By October 14, 2015Community, President
Mississippi Poet Laureate and former United States Poet Laureate, Natasha Trethewey, will present through the Distinguished Speakers Lecture Series Oct. 22 at 6 p.m. in Jobe Hall Auditorium.

Former United States Poet Laureate and current Mississippi Poet Laureate, Natasha Trethewey, will return to Delta State’s campus as part of the institution’s Distinguished Speakers Lecture Series Oct. 22 at 6 p.m. in Jobe Hall Auditorium.

Trethewey’s event, “An Evening with Natasha Trethewey: Reflections from a U.S. Poet Laureate,” is free and open to the public.

The Mississippi native has been tied to Delta State for many years, having received an honorary Doctor of Arts and Letters degree during the university’s 2007 fall commencement ceremony.

Trethewey was last on campus in 2012 to launch her new book of poetry “Thrall.” The work was her poetic follow-up to her Pulitzer Prize-winning book “Native Guard,” which also won the 2007 Mississippi Institute of Arts and Letters Book Prize. The visit was also her first Mississippi reading as U.S. Poet Laureate, and her first reading after she was officially introduced for the position at the Library of Congress in Washington, D.C.

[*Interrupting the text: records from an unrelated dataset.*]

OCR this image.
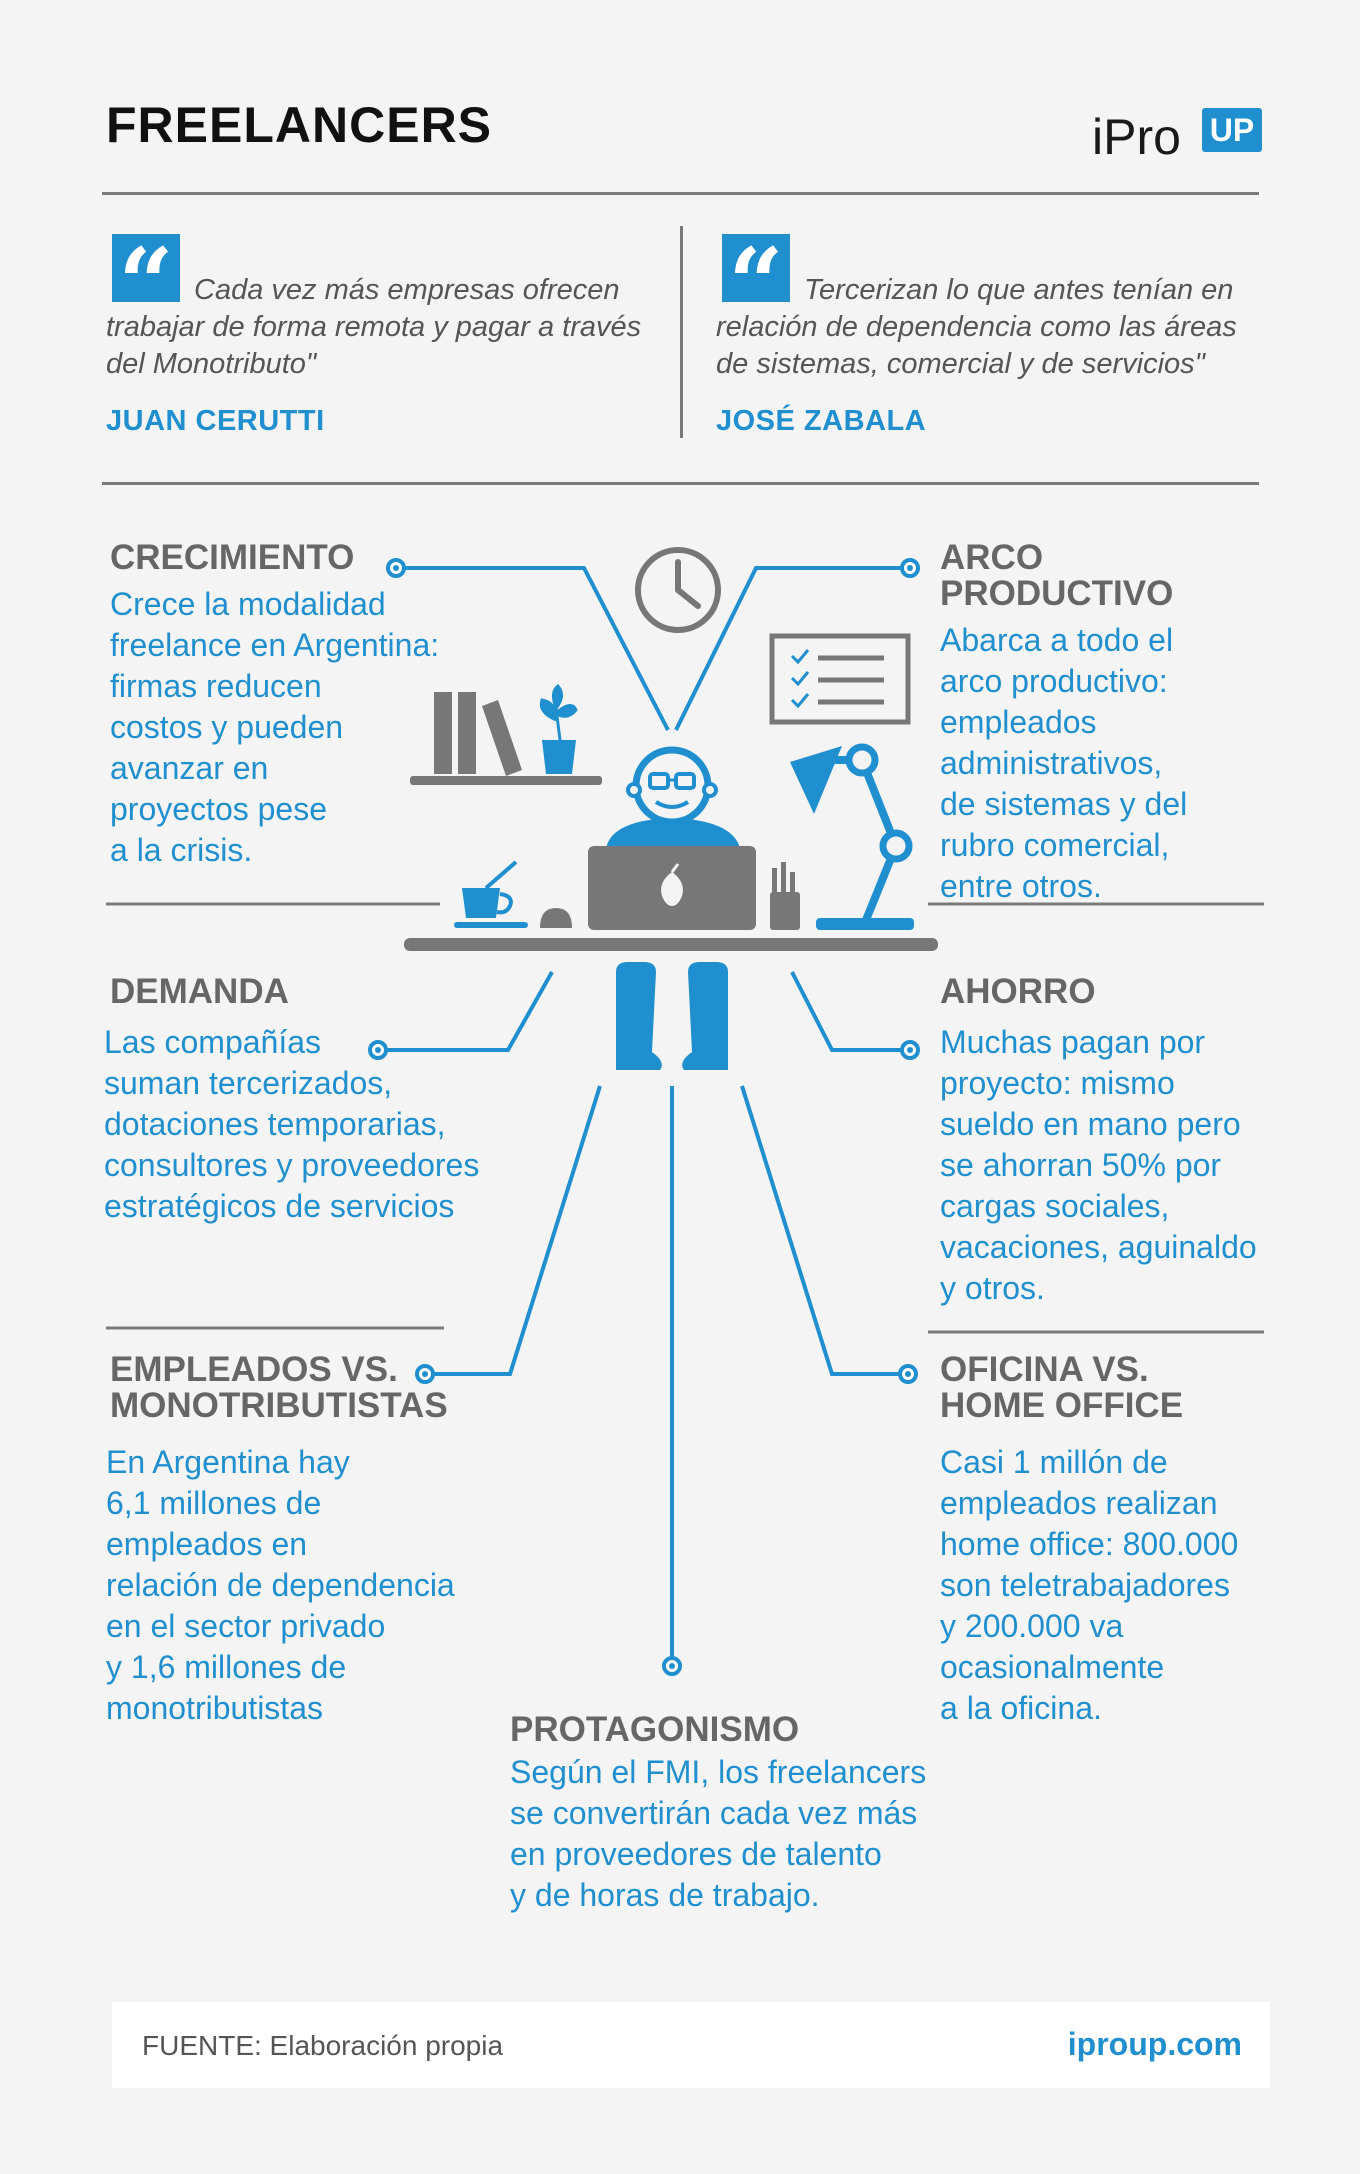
FREELANCERS	iPro UP
“ Cada vez más empresas ofrecen trabajar de forma remota y pagar a través del Monotributo"
JUAN CERUTTI
“ Tercerizan lo que antes tenían en relación de dependencia como las áreas de sistemas, comercial y de servicios"
JOSÉ ZABALA
CRECIMIENTO
Crece la modalidad
freelance en Argentina:
firmas reducen
costos y pueden
avanzar en
proyectos pese
a la crisis.
ARCO PRODUCTIVO
Abarca a todo el
arco productivo:
empleados
administrativos,
de sistemas y del
rubro comercial,
entre otros.
DEMANDA
Las compañías
suman tercerizados,
dotaciones temporarias,
consultores y proveedores
estratégicos de servicios
AHORRO
Muchas pagan por
proyecto: mismo
sueldo en mano pero
se ahorran 50% por
cargas sociales,
vacaciones, aguinaldo
y otros.
EMPLEADOS VS.
MONOTRIBUTISTAS
En Argentina hay
6,1 millones de
empleados en
relación de dependencia
en el sector privado
y 1,6 millones de
monotributistas
OFICINA VS.
HOME OFFICE
Casi 1 millón de
empleados realizan
home office: 800.000
son teletrabajadores
y 200.000 va
ocasionalmente
a la oficina.
PROTAGONISMO
Según el FMI, los freelancers
se convertirán cada vez más
en proveedores de talento
y de horas de trabajo.
FUENTE: Elaboración propia	iproup.com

Additionally, Trethewey was the 2008 winner of the Governor’s Award for Excellence in the Arts from the Mississippi Arts Commission.

Her Pulitzer-winning poems feature elements of her personal history as the daughter of interracial parents — and the story of her mother, who died at the age of 40.

Don Allan Mitchell, interim chair of the Division of Languages & Literature, has been instrumental in bringing Trethewey back to campus.

“We are so very fortunate to have a supporter of Delta State University like Natasha Trethewey,” he said. “She understands that memory has a special resonance in Mississippi and in the Delta, and I have made it a personal mission of mine to make sure she is properly honored in her home state.

“After two terms as U.S. Poet Laureate, and as the current Mississippi Poet Laureate, she has represented Mississippi and America well. She has shown that now, more than ever, poetry is vital to our understanding of our broader world.”

Delta State President William N. LaForge established the lecture program when taking office in 2013. The platform is an ongoing series of top-flight lectures and addresses featuring prominent speakers. William F. Winter, former Mississippi governor, was honored as the first speaker in 2013.

“This is a university-wide program that will continue to bring a unique and diverse array of people — from judges, former government officials, lawyers and business people,” said LaForge. “These are all folks our students can look up to.”